De plus, il est important de noter que l’inactivation de Zfx est responsable, dans les deux sexes, d’un retard de croissance in utero, persistant en post-natal; il n’existe donc pas de compensation par Zfy. Il est donc vraisemblable que le gène Zfx est responsable du maintien du capital folliculaire.
En conclusion, en dehors des altérations du chromosome X détectées en cytogénétiques, les causes génétiques des troubles de la détermination ovarienne sont encore peu connues. De rares gènes autosomiques tel que le gène du recepteur de FSH ont récemment été associés à des insuffisances ovariennes précoces. L’exploration de ces gènes devant un tableau clinico-biologique évocateur de ménopause précoce doit aujourd’hui être envisagée.

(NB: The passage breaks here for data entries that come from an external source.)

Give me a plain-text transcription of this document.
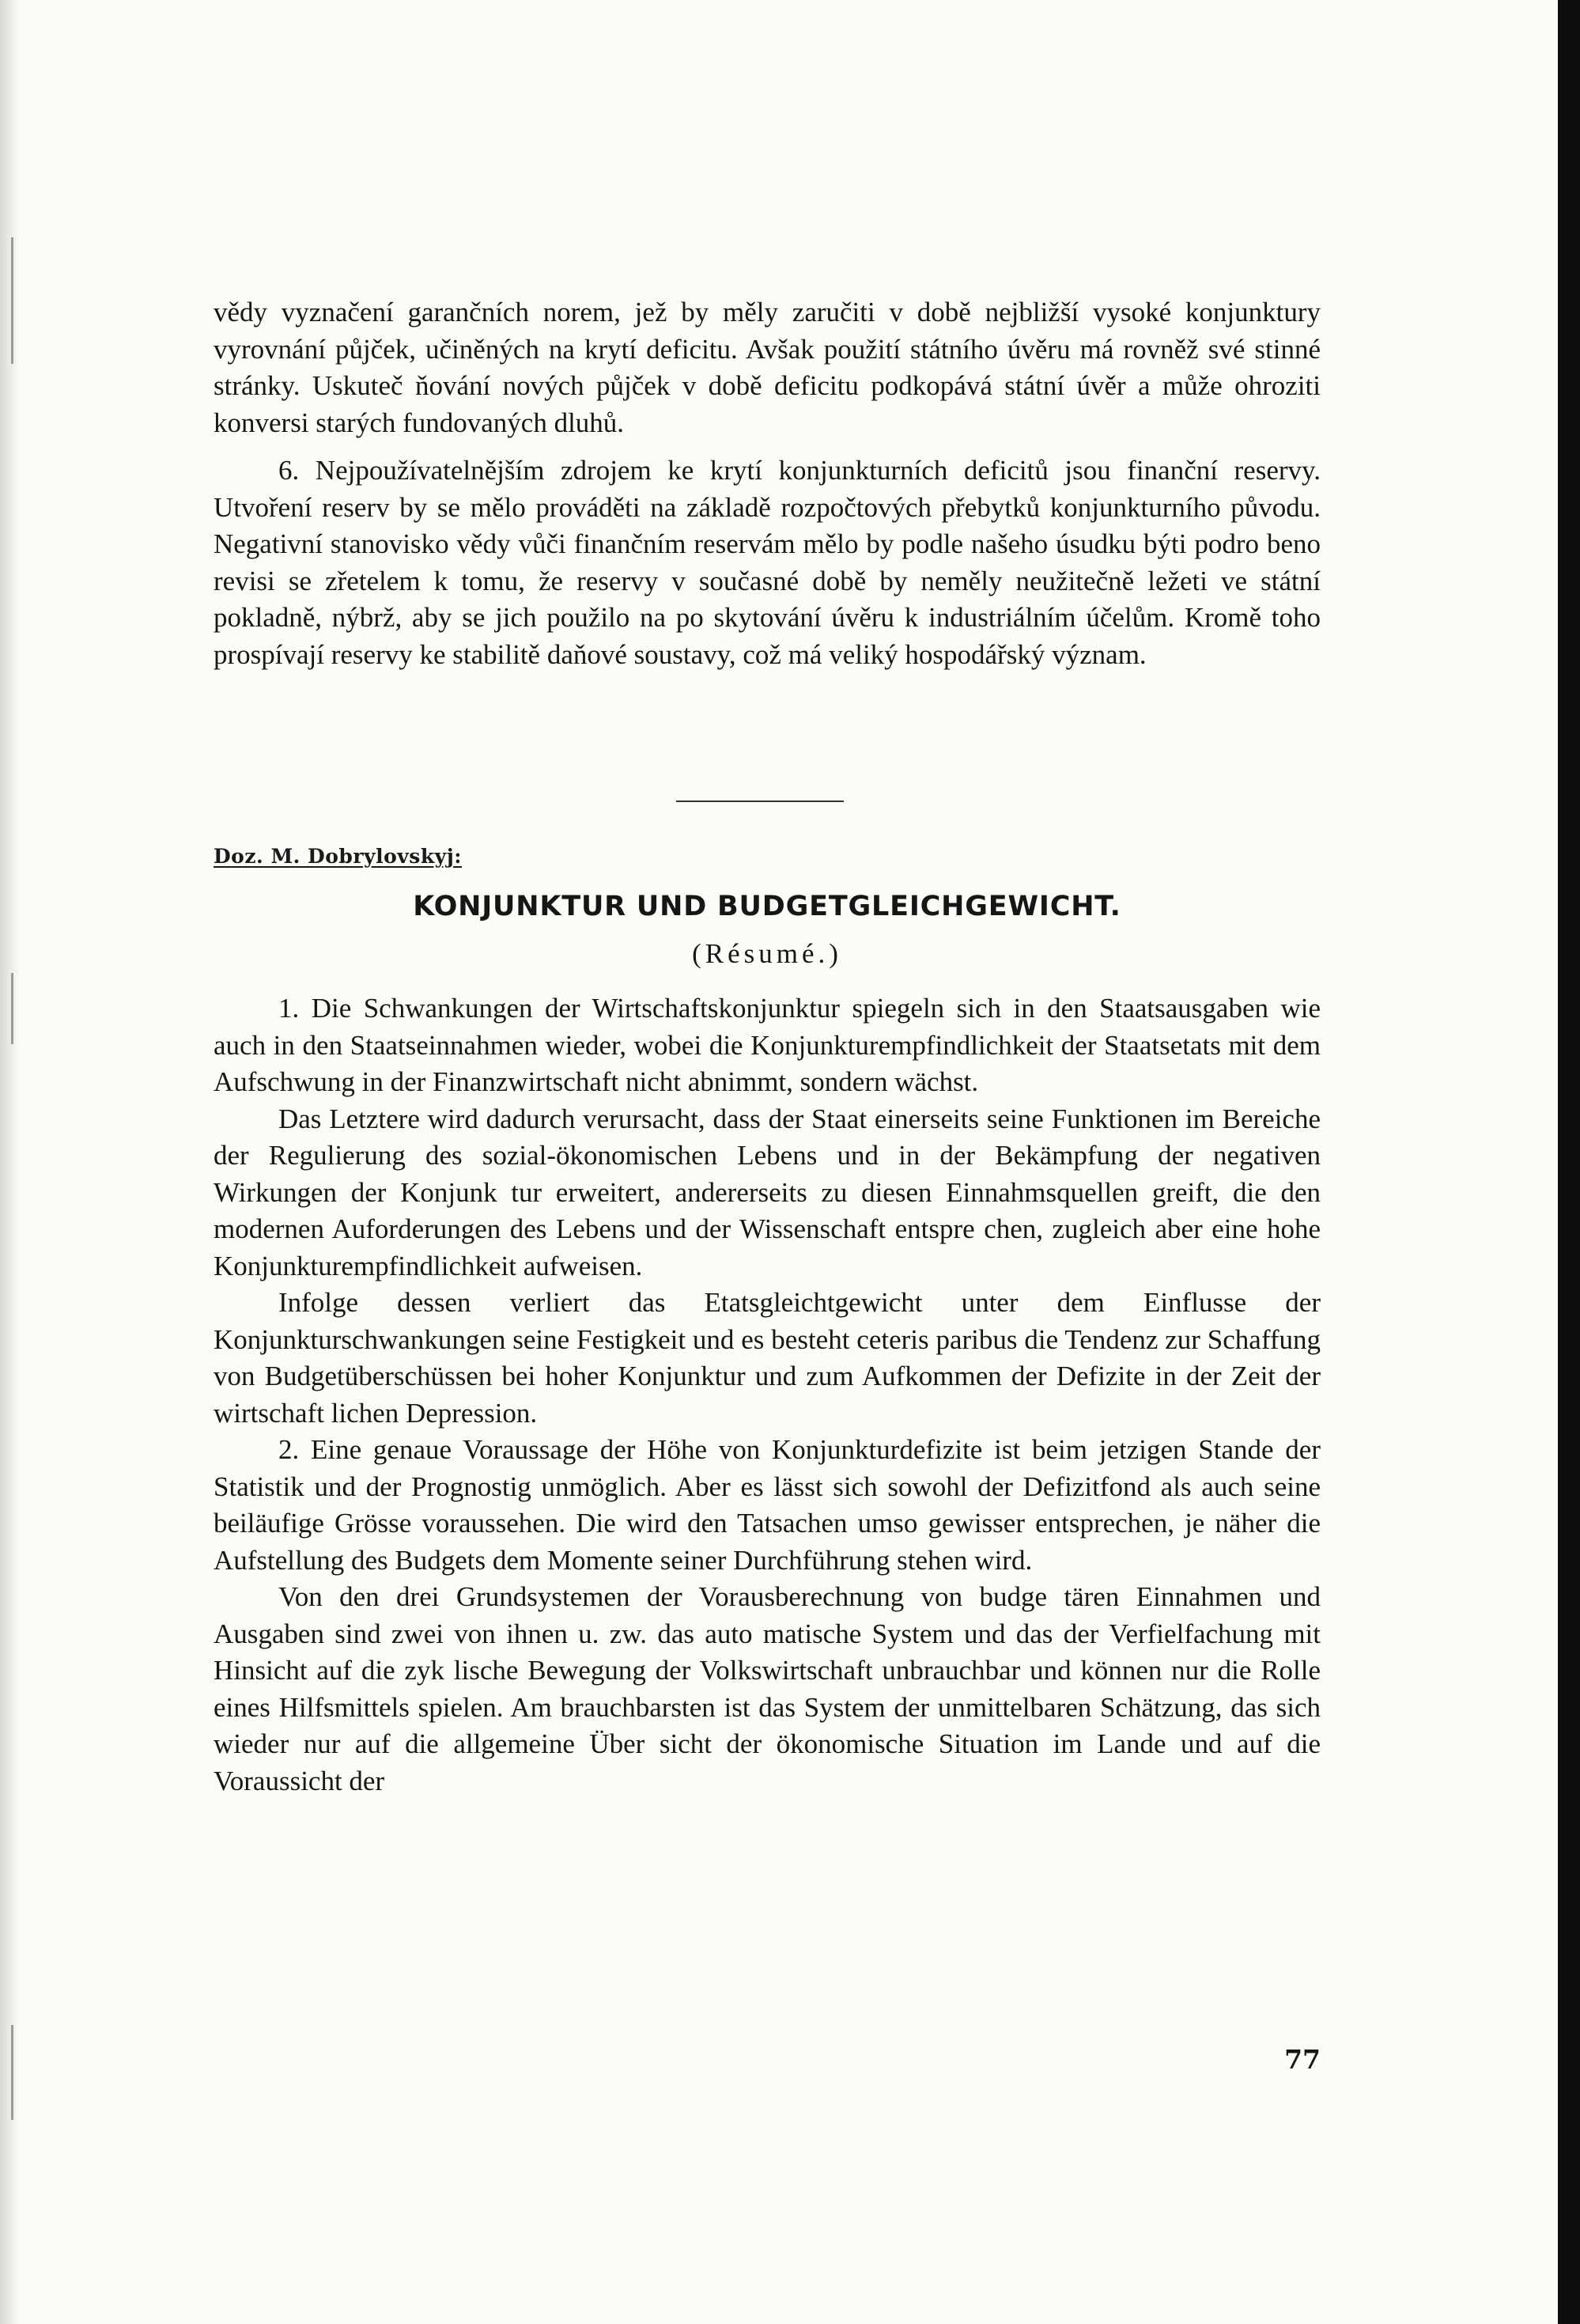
vědy vyznačení garančních norem, jež by měly zaručiti v době nejbližší vysoké konjunktury vyrovnání půjček, učiněných na krytí deficitu. Avšak použití státního úvěru má rovněž své stinné stránky. Uskuteč ňování nových půjček v době deficitu podkopává státní úvěr a může ohroziti konversi starých fundovaných dluhů.

6. Nejpoužívatelnějším zdrojem ke krytí konjunkturních deficitů jsou finanční reservy. Utvoření reserv by se mělo prováděti na základě rozpočtových přebytků konjunkturního původu. Negativní stanovisko vědy vůči finančním reservám mělo by podle našeho úsudku býti podro beno revisi se zřetelem k tomu, že reservy v současné době by neměly neužitečně ležeti ve státní pokladně, nýbrž, aby se jich použilo na po skytování úvěru k industriálním účelům. Kromě toho prospívají reservy ke stabilitě daňové soustavy, což má veliký hospodářský význam.

Doz. M. Dobrylovskyj:
KONJUNKTUR UND BUDGETGLEICHGEWICHT.
(Résumé.)

1. Die Schwankungen der Wirtschaftskonjunktur spiegeln sich in den Staatsausgaben wie auch in den Staatseinnahmen wieder, wobei die Konjunkturempfindlichkeit der Staatsetats mit dem Aufschwung in der Finanzwirtschaft nicht abnimmt, sondern wächst.

Das Letztere wird dadurch verursacht, dass der Staat einerseits seine Funktionen im Bereiche der Regulierung des sozial-ökonomischen Lebens und in der Bekämpfung der negativen Wirkungen der Konjunk tur erweitert, andererseits zu diesen Einnahmsquellen greift, die den modernen Auforderungen des Lebens und der Wissenschaft entspre chen, zugleich aber eine hohe Konjunkturempfindlichkeit aufweisen.

Infolge dessen verliert das Etatsgleichtgewicht unter dem Einflusse der Konjunkturschwankungen seine Festigkeit und es besteht ceteris paribus die Tendenz zur Schaffung von Budgetüberschüssen bei hoher Konjunktur und zum Aufkommen der Defizite in der Zeit der wirtschaft lichen Depression.

2. Eine genaue Voraussage der Höhe von Konjunkturdefizite ist beim jetzigen Stande der Statistik und der Prognostig unmöglich. Aber es lässt sich sowohl der Defizitfond als auch seine beiläufige Grösse voraussehen. Die wird den Tatsachen umso gewisser entsprechen, je näher die Aufstellung des Budgets dem Momente seiner Durchführung stehen wird.

Von den drei Grundsystemen der Vorausberechnung von budge tären Einnahmen und Ausgaben sind zwei von ihnen u. zw. das auto matische System und das der Verfielfachung mit Hinsicht auf die zyk lische Bewegung der Volkswirtschaft unbrauchbar und können nur die Rolle eines Hilfsmittels spielen. Am brauchbarsten ist das System der unmittelbaren Schätzung, das sich wieder nur auf die allgemeine Über sicht der ökonomische Situation im Lande und auf die Voraussicht der

77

Bien que rares, ces cas sont bien sûr exemplaires car ils correspondent à une invalidation ou une surexpression naturelles d’un gène et constituent ainsi des modèles privilégiés d’étude du rôle de ces facteurs dans la physiologie ovarienne. Leur analyse exhaustive repose sur une collaboration étroite des gynécologues pédiatres et des généticiens moléculaires, collaboration qui peut faire espérer l’isolement à court terme, de l’ensemble des gènes impliqués dans la détermination et dans la maintenance ovariennes.